Şarku’l Avsat’ın Independent Arabia’dan aktardığı analize göre Suriyeli insan hakları aktivisti, “yeni hükümetin müdahalesinin çekingen olduğunu ve kontrolsüz yayılan silahların kontrol altına alınmasının önceliğine inanmadığını, çeşitli silahlı grupları Suriye Ordusu adı altında tek bir çatı altında etkili bir şekilde birleştiremediğini” düşünüyor. Ardından şöyle devam ediyor: “Hatta bazen rastgele işlenen intikam suçlarını örtbas ederek sanki katillere gizli bir koruma sağlıyormuş gibi davranıyor. Bu da şiddetin ve bireysel intikamın çemberini genişletti ve asırlardır korkuya alışmış olanların yüreklerine kaygı geri döndü. Herhangi birini “Esed rejiminin kalıntısı” olmakla suçlamak kolaylaştı, böylece peşine düşmek, tutuklamak ve hatta öldürmek meşru ve onaylanan bir eyleme dönüştü. Suriye sahillerinde kendilerinde hesap sorma hakkı ve öldürme yetkisi gören gruplar tarafından yeni tasfiye eylemleri başlatıldı. Silah sesleri yeniden yükseldi ve mahkemeler, hakimler ve tanıklar aracılığıyla örgütlü geçiş dönemi adaletinin son özellikleri de ortadan kalktı. Bunun yerini, genellikle kişinin geçmişine dayalı bireysel ve kolektif intikam eylemleri aldı. Bir yerde Esed yönetimine sessiz kalan bir dini gruba karşı savaş açıldığını, diğer bir yerde malların geri alınması, önceki rejim döneminde uğranan zararın intikamının alınması, hatta sadece ailevi problemlerden dolayı intikam alma durumları görülmeye başlandı.”
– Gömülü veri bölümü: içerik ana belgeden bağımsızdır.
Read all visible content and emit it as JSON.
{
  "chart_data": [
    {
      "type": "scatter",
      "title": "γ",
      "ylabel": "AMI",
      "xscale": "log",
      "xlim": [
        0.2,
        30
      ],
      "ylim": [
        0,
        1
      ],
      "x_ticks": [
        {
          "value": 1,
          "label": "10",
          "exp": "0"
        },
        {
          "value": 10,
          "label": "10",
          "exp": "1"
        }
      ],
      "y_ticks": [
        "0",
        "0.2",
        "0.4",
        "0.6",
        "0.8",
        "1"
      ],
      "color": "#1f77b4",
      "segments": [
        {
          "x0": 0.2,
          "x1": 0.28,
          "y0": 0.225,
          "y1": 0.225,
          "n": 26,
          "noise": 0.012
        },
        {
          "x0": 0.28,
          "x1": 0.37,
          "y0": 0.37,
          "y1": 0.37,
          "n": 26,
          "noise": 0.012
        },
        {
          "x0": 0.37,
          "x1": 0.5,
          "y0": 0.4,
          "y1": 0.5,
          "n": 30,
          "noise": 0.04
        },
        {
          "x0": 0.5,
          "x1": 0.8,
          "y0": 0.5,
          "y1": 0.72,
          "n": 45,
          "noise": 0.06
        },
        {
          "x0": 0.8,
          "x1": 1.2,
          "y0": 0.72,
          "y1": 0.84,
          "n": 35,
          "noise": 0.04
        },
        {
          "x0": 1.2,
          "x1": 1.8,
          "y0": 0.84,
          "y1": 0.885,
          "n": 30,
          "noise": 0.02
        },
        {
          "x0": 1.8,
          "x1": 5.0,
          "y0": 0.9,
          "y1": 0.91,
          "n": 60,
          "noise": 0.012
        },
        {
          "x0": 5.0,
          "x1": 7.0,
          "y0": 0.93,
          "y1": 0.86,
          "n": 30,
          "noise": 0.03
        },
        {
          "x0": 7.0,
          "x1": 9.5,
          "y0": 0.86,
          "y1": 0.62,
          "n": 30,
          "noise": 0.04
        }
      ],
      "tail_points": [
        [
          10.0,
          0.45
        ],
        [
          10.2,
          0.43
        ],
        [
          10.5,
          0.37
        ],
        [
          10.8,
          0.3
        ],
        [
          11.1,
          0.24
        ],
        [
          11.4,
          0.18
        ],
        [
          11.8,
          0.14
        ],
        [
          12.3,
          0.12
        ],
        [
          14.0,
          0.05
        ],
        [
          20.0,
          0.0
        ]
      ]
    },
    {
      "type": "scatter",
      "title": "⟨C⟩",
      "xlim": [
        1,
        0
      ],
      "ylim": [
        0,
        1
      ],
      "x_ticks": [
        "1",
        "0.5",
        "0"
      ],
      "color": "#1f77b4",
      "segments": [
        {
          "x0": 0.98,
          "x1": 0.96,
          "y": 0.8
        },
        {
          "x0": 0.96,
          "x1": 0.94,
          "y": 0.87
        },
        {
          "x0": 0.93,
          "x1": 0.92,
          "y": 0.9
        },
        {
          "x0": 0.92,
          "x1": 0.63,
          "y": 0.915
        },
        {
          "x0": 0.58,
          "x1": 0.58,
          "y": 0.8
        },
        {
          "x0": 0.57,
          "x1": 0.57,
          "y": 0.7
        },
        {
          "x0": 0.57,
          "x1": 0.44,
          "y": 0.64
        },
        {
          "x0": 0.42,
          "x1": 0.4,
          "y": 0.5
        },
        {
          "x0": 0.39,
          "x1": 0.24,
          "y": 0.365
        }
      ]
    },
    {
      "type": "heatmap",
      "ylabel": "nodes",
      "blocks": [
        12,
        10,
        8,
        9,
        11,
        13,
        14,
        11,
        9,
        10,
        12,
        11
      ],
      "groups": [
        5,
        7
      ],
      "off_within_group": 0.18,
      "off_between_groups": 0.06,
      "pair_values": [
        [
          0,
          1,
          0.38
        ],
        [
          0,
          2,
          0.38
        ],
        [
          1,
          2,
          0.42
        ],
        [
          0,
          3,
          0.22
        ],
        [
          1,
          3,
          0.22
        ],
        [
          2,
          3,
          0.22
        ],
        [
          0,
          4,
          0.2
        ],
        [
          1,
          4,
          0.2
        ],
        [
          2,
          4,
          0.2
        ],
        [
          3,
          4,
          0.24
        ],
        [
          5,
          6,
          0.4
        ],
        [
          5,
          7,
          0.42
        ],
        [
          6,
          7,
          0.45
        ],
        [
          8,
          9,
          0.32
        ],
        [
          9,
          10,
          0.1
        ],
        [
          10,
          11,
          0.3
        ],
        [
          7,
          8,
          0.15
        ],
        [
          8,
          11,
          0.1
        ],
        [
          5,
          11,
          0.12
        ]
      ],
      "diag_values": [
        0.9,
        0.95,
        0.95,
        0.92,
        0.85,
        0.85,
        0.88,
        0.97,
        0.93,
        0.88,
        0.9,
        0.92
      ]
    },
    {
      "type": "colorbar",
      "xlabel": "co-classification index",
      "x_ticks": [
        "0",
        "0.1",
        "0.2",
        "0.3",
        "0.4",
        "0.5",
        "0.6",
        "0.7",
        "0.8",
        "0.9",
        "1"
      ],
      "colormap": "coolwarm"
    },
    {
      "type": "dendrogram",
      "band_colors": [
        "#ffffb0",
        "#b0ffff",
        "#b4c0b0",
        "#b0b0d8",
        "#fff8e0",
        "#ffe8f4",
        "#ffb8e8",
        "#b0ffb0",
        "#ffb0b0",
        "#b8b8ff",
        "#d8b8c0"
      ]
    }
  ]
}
Silahlar tekrar konuşacak mı?

Aştar sözlerini şöyle bitirdi: “Suriye halkının yorgun zihni bugün acaba tekrar silahlar konuşacak mı, orman kanunu tarzı hayat devam edecek mi, bireyin güvenliği ve onuru arasında aşılmaz bir duvar oluşturan öldürme ve işkencenin geri dönme olasılığı var mı diye düşünüyor. Bu soruların cevabı evettir; eğer mevcut hükümet yasaları uygulayamazsa, gerçekten hesap soramazsa, kontrolsüz silahı ve hizipçiliği kontrol edemezse, geçiş adaleti için derhal çalışmaya başlamak yerine, sokağın öfkesini dindirmek çabasıyla sadece medya ve kameraların önünde bir suçluyu tutuklarsa kaos ve korku geri dönecek. Adalet kamerayla değil, adil bir yargıçla ve halka hukuk temelleri üzerine kurulmuş bir devletin güvenini veren dürüst bir soruşturmacıyla sağlanır.”

Öte yandan gözlemciler, kişisel hesaplaşma vakalarının da yaşandığını, bu vakaların rejimin yıkılmasından önce de var olduğunu, ancak günümüzde farklı bir karakter kazandığını düşünüyorlar. Zira güç dengeleri değişse de, bazıları kaos, intikam ve kişisel tasfiyeler açısından Suriye'de yaşananların büyük Suriye destanından sonra yaşanması beklenenlerden çok daha az ve hafif olduğunu düşünüyorlar. Ancak hükümet, isteyerek veya istemeyerek de olsa, birincisi, güvenliği ve kontrolü sağlamak, ikincisi de ülkeye destek konusunda ileriye yönelik adımlar atmadan önce daha fazla adım atılmasını bekleyen uluslararası toplumun güvenini kazanmak için, yasaları mümkün olduğunca uygulamaya çalışıyor.